Estudos falam sobre o aumento da prevalência do escorpião-amarelo em São Paulo e no Brasil em função da partenogênese. “O escorpião-amarelo tem grande importância na área da saúde e é um dos mais perigosos no mundo”, alerta Camacho. O grupo de risco são crianças de 0 a 10 anos, faixa em que ocorre o maior número de óbitos em saúde; e pessoas mais vulneráveis, como os idosos, também são consideradas como um grupo de risco.
Os sinais clínicos de uma picada de escorpião são a dor no local, que pode se irradiar a partes do membro atacado. “Se houver uma picada no dedo do pé, a dor pode se irradiar até a canela; se for na mão, a dor vai até o braço. A dor no local é semelhante a uma agulhada profunda. Quando a dor fica só no pé, é considerado um acidente leve, mas pode se tornar moderado e vir a se agravar. São toxinas de efeito neurotóxico e causam, portanto, sintomatologias nervosas.
Se for leve, haverá dor, pequeno inchaço e eritema (vemelhidão e sudorese). Se for de moderado a grave, haverá sudorese profusa e sensações de náusea, com salivação e vômito. Aí já se trata de envenenamento mais grave, com hiper ou hipotensão (pressão subindo ou descendo), edema pulmonar, que provoca dificuldade para respirar, acelera a respiração, a qual fica mais difícil. Esses e outros sinais determinam que o envenenamento está evoluindo. De qualquer forma, é preciso que o serviço de saúde mais próximo seja imediatamente acionado.

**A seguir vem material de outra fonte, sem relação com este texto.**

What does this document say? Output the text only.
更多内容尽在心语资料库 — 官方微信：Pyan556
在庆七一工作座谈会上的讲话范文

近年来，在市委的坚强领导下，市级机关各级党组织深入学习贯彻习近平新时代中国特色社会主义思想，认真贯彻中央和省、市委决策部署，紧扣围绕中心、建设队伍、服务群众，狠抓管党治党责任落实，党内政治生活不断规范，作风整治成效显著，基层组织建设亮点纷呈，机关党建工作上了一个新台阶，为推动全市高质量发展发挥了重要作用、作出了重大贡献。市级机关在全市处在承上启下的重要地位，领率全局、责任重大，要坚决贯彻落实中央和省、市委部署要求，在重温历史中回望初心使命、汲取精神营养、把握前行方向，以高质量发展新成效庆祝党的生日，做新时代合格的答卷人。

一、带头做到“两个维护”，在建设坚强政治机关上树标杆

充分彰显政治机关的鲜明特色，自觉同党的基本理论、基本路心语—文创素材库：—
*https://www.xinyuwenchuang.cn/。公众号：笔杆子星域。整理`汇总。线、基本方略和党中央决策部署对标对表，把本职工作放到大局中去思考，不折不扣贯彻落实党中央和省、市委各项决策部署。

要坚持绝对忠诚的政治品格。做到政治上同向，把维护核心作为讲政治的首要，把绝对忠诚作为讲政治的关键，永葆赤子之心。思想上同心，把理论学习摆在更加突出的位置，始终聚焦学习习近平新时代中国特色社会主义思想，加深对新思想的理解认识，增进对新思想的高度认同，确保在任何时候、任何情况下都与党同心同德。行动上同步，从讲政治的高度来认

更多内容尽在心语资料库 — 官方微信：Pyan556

Já se estiver só com dor, normalmente é feito, no serviço de saúde, um bloqueio anestésico no local da picada; mas se evoluir para o chamado escorpionismo, tem que ser usado o soro antiescorpiônico, o qual é desenvolvido pelo Instituto Butantan, assim como outros soros destinados a combater o ataque por animais peçonhentos.
O que fazer
Deve-se manter a pessoa calma e em repouso, quanto mais a pessoa ficar agitada mais rápido o veneno irá circular na corrente sanguínea, aumentando os efeitos. Colocar a pessoa no carro, se possível deitada, e levá-la o mais rápido possível a um pronto socorro.
Retirar relógios, anéis, pulseiras e sapatos, que possam funcionar como um garrote e se tornar impossível de tirar após o acidente.

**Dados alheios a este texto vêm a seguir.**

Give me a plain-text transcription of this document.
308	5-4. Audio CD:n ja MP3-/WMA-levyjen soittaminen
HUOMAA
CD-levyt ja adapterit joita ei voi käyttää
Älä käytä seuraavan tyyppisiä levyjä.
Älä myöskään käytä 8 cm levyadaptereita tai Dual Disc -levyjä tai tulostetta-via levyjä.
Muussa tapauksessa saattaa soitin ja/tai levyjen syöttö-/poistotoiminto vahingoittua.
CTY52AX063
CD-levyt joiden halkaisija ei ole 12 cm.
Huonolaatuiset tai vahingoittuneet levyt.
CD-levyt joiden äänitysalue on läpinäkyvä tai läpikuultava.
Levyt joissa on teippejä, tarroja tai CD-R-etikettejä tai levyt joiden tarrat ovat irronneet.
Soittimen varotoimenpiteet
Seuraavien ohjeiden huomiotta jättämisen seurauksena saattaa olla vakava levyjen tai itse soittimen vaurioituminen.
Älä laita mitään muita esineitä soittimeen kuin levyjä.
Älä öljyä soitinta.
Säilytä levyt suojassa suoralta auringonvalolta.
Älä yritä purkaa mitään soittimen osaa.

Lavar o local com água e sabão e não colocar nele nenhuma pomada ou alguma substância baseada em “crendice”.
Elevar o membro onde ocorreu o acidente; se for o braço, levante-o; se for o pé, eleve-se a perna.

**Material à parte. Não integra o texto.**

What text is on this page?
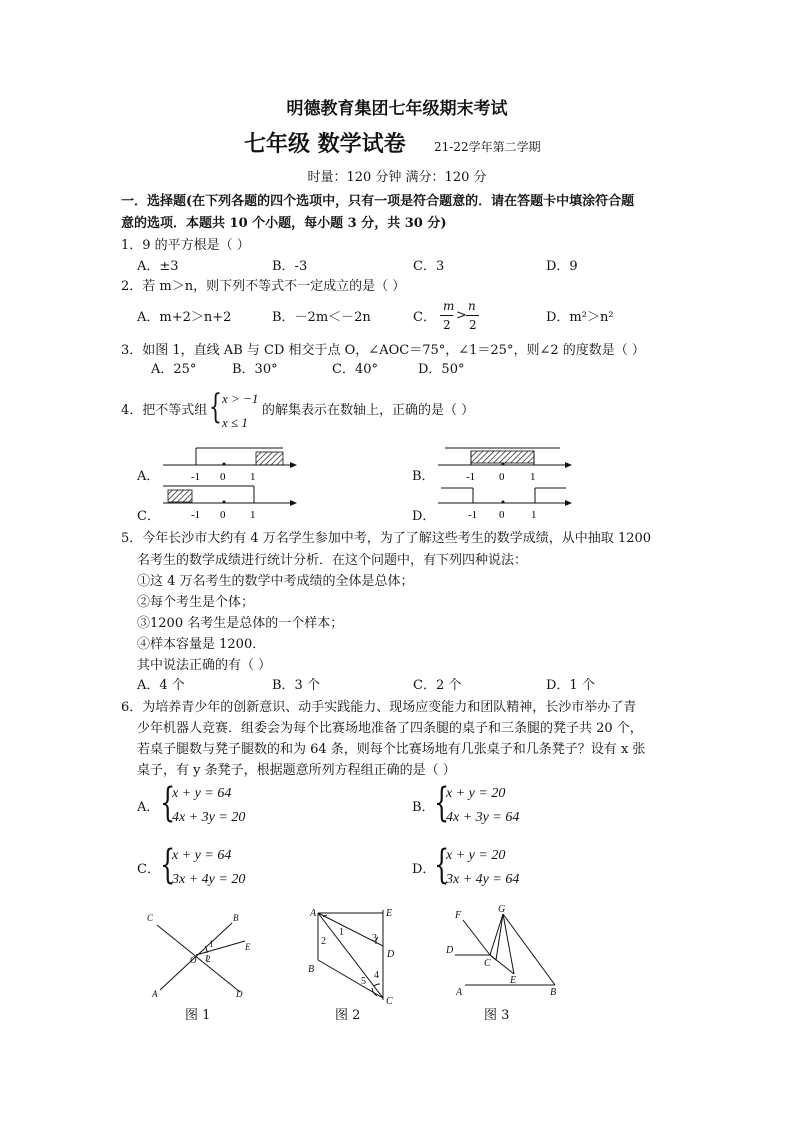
明德教育集团七年级期末考试
七年级 数学试卷 21-22学年第二学期
时量：120 分钟 满分：120 分
一．选择题(在下列各题的四个选项中，只有一项是符合题意的．请在答题卡中填涂符合题
意的选项．本题共 10 个小题，每小题 3 分，共 30 分)
1．9 的平方根是（ ）
A．±3	B．-3	C．3	D．9
2．若 m＞n，则下列不等式不一定成立的是（ ）
A．m+2＞n+2	B．－2m＜－2n	C．
m
2
>
n
2	D．m²＞n²
3．如图 1，直线 AB 与 CD 相交于点 O，∠AOC＝75°，∠1＝25°，则∠2 的度数是（ ）
A．25°	B．30°	C．40°	D．50°
4．把不等式组 { x > −1
x ≤ 1
的解集表示在数轴上，正确的是（ ）
A．	B．
C．	D．
-1 0 1	-1 0 1
-1 0 1	-1 0 1
5．今年长沙市大约有 4 万名学生参加中考，为了了解这些考生的数学成绩，从中抽取 1200
名考生的数学成绩进行统计分析．在这个问题中，有下列四种说法：
①这 4 万名考生的数学中考成绩的全体是总体；
②每个考生是个体；
③1200 名考生是总体的一个样本；
④样本容量是 1200．
其中说法正确的有（ ）
A．4 个	B．3 个	C．2 个	D．1 个
6．为培养青少年的创新意识、动手实践能力、现场应变能力和团队精神，长沙市举办了青
少年机器人竞赛．组委会为每个比赛场地准备了四条腿的桌子和三条腿的凳子共 20 个，
若桌子腿数与凳子腿数的和为 64 条，则每个比赛场地有几张桌子和几条凳子？设有 x 张
桌子，有 y 条凳子，根据题意所列方程组正确的是（ ）
A． {
x + y = 64
4x + 3y = 20
B． {
x + y = 20
4x + 3y = 64
C． {
x + y = 64
3x + 4y = 20
D．
{
x + y = 20
3x + 4y = 64
C	B
E
O
A	D
1
2
A	E
B
D
C
1
2	3
4
5
F
G
D
C
E
A	B
图 1	图 2	图 3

Procurar imediatamente um ambiente hospitalar; enquanto o tempo passa, o veneno se espalha.
Prevenção
– O escorpião, por ser noturno, procura abrigo no quintal ou dentro de casa, em materiais de obra, entulhos, telhas empilhadas, restos de madeira e todo local que oferecer sombra e proteção é procurado.
– Ao colocar botas ou sapatos, verificar se não há escorpião ou aranha; faça-se o mesmo em relação às roupas que ficam sem uso por muito tempo, pois também podem servir de abrigo.
– Manter as fossas sépticas vedadas; se houver barata no ambiente, haverá escorpiões.
– Usar botas de cano alto em gramado e luvas de raspa de couro para retirar entulhos.
– Manter lixos em locais fechados e as camas longe das paredes.
– Colocar telas em ralos, pias, tanques, soleiras de porta e janelas. Em casas com gramado, ao roçar, os escorpiões podem fugir e escapar para casas onde existam vãos.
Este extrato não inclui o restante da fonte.